2 Identifying target ultraconserved element
08-search_UCE.py
This python script allows to examine various input genomes to select shared ultraconserved elements. It uses the PHYLUCE pipeline v. 1.6.8 (Faircloth, 2016, Bioinformatics, 32, 786-788) to find UCEs and also performs several types of post-treatment on PHYLUCE-generated data.

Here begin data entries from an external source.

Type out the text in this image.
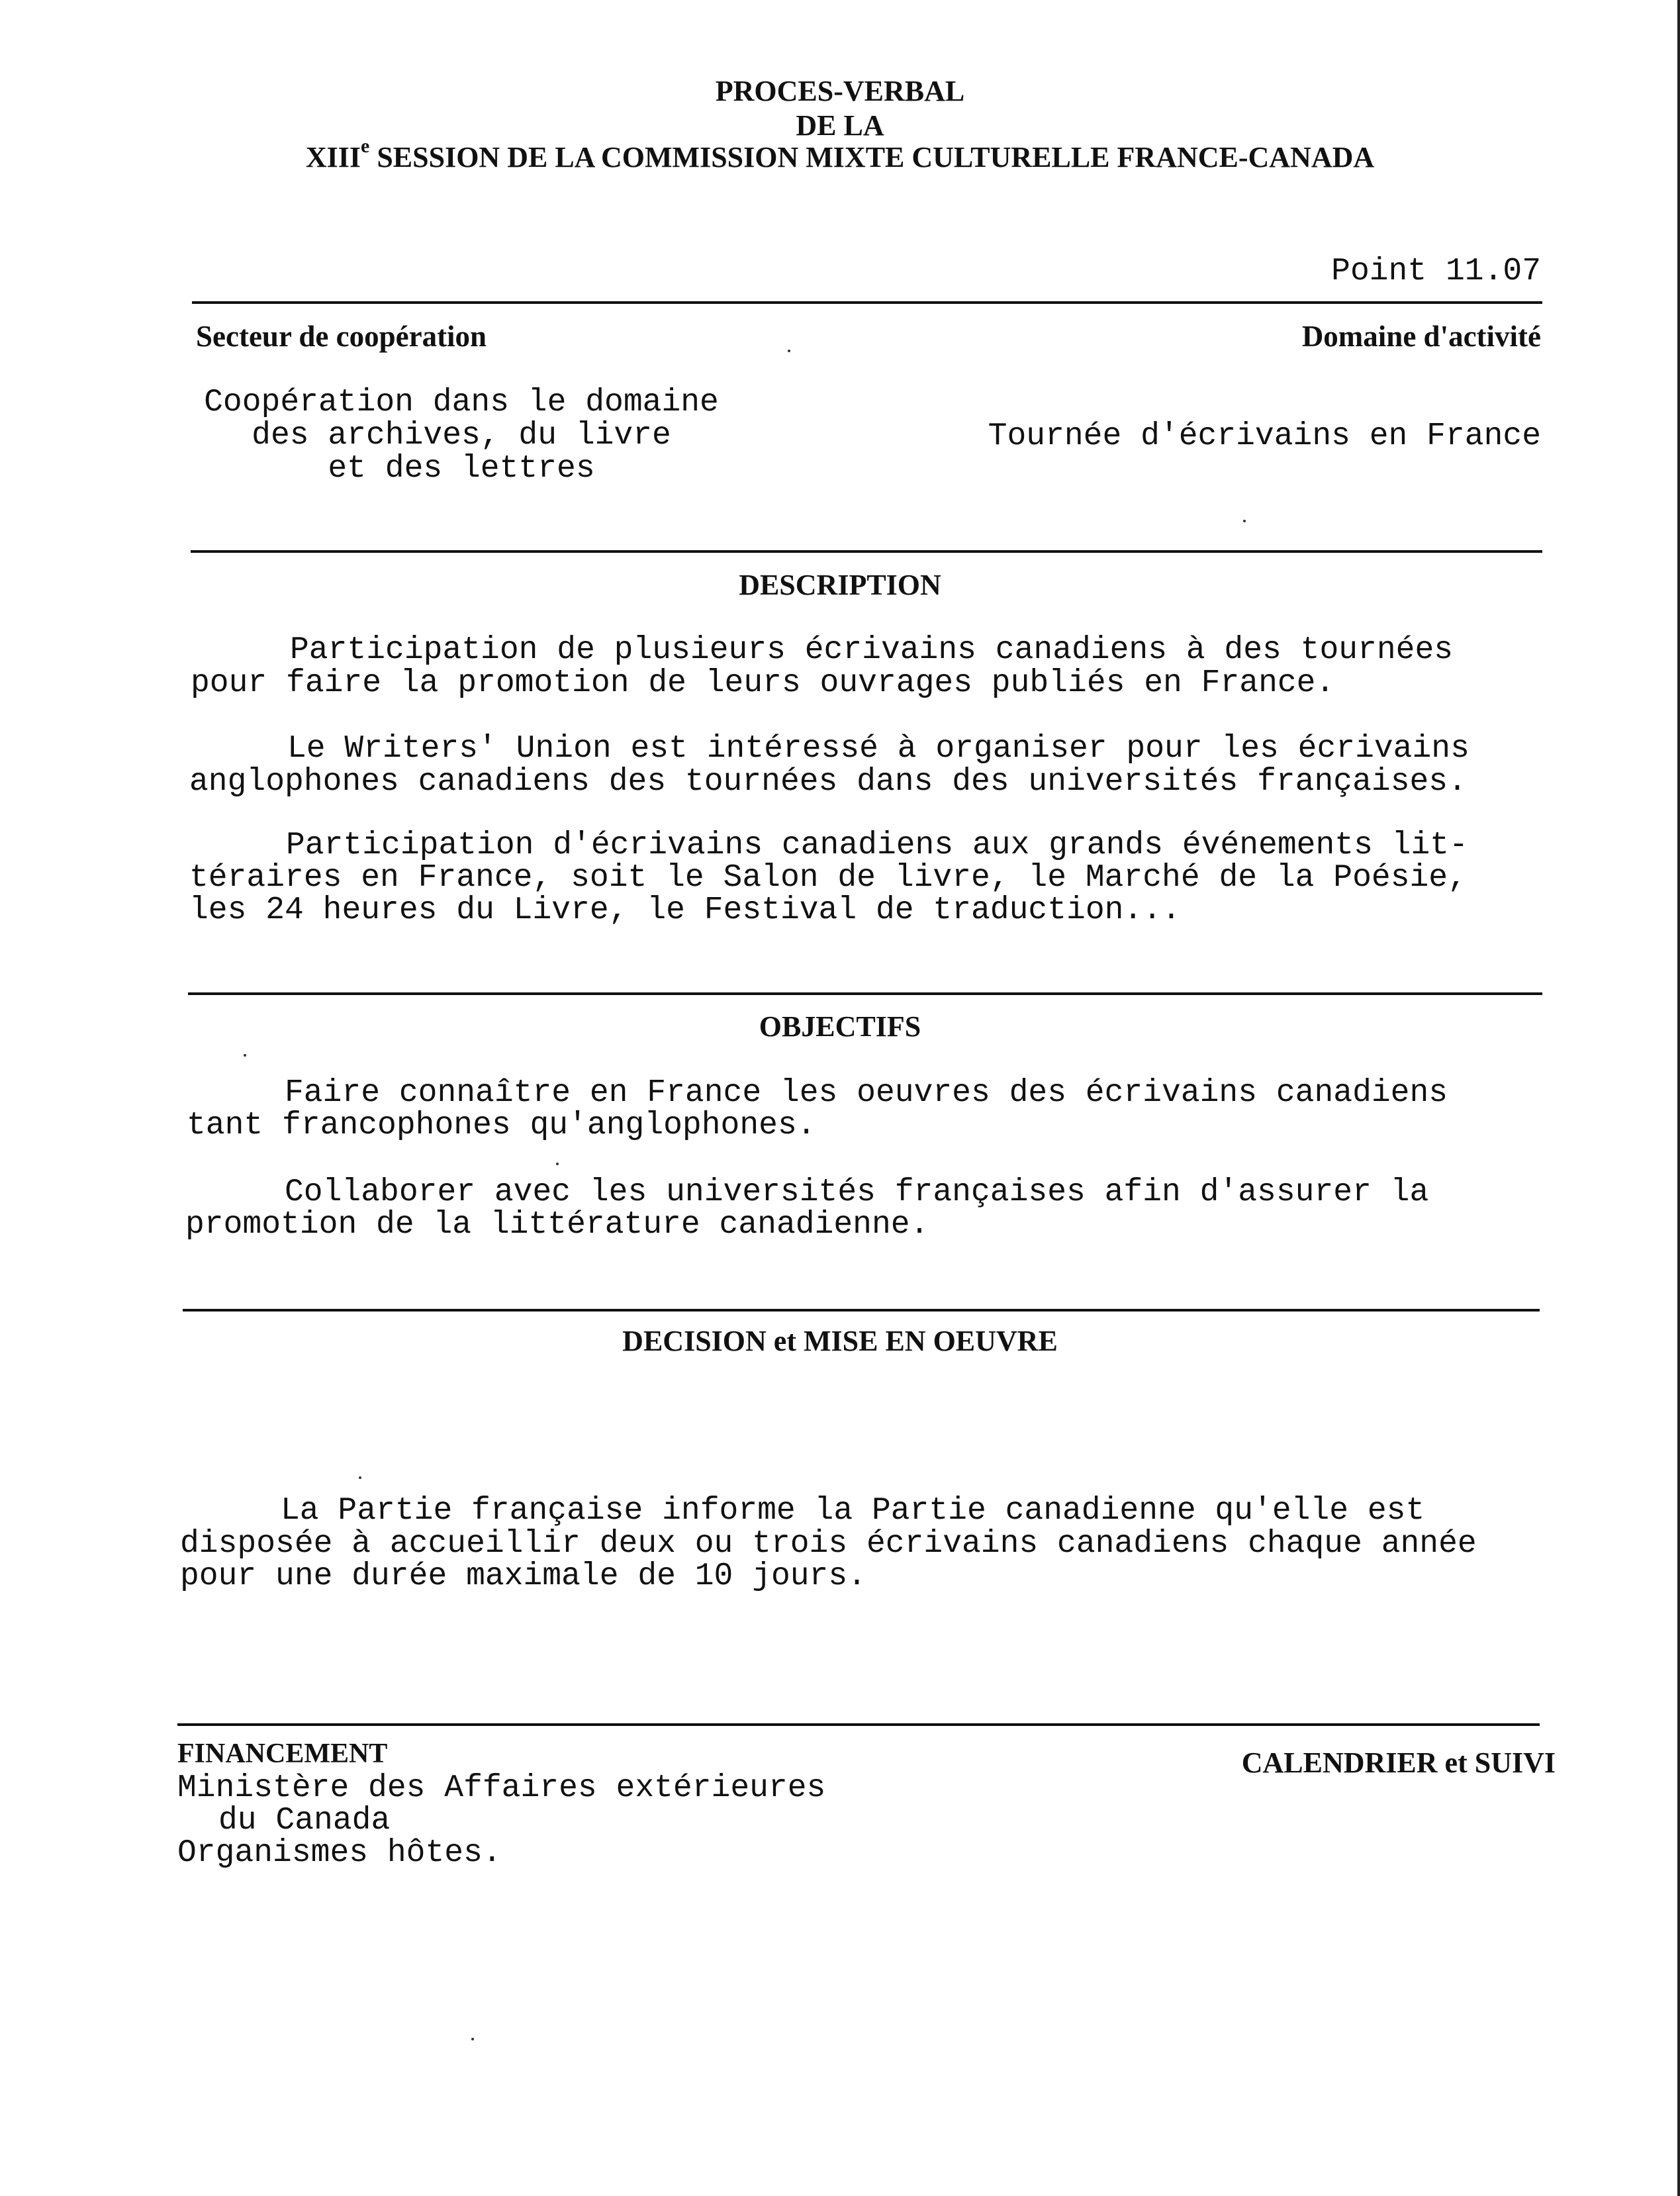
PROCES-VERBAL
DE LA
XIIIe SESSION DE LA COMMISSION MIXTE CULTURELLE FRANCE-CANADA
Point 11.07
Secteur de coopération	Domaine d'activité
Coopération dans le domaine
des archives, du livre
et des lettres
Tournée d'écrivains en France
DESCRIPTION
Participation de plusieurs écrivains canadiens à des tournées
pour faire la promotion de leurs ouvrages publiés en France.
Le Writers' Union est intéressé à organiser pour les écrivains
anglophones canadiens des tournées dans des universités françaises.
Participation d'écrivains canadiens aux grands événements lit-
téraires en France, soit le Salon de livre, le Marché de la Poésie,
les 24 heures du Livre, le Festival de traduction...
OBJECTIFS
Faire connaître en France les oeuvres des écrivains canadiens
tant francophones qu'anglophones.
Collaborer avec les universités françaises afin d'assurer la
promotion de la littérature canadienne.
DECISION et MISE EN OEUVRE
La Partie française informe la Partie canadienne qu'elle est
disposée à accueillir deux ou trois écrivains canadiens chaque année
pour une durée maximale de 10 jours.
FINANCEMENT	CALENDRIER et SUIVI
Ministère des Affaires extérieures
du Canada
Organismes hôtes.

3 Identity and overlap screening
Comparative examinations of identity and overlap screening among the ORFs and UCEs that were selected as target regions were performed with Yass. These examinations follow the use of Yass as indicated in e.g. 07-README_selection_ORFs_Unioverse
4 Evaluation of retained target regions
09-README_simulation_ARTilluminaReads_Venustaconcha
This README file outlines the general procedure that was used to generate error-free ART_Illumina reads to map to the Venustaconcha genome. It makes use of ART (ART_Illumina) v. 2.5.8 (Huang et al., 2012, Bioinformatics 28, 593-594). This procedure allows to evaluate in silico how probes for our selected ORF and UCE targets map to the distant Venustaconcha genome. After this procedure target regions were submitted to Arbor Bioscientific for probe design.
5 Illumina NextSeq sequencing
No scripts, postprocessing of these sequences was done with pipelines that have been described elsewhere, i.e. for ORF targets with HybPiper v.1.3.1 (Johnson et al. 2016, Applications in Plant Sciences, 4, e1600016) and UCE targets with Phyluce v.1.6.8 (Faircloth 2016, Bioinformatics, 32, 786-788).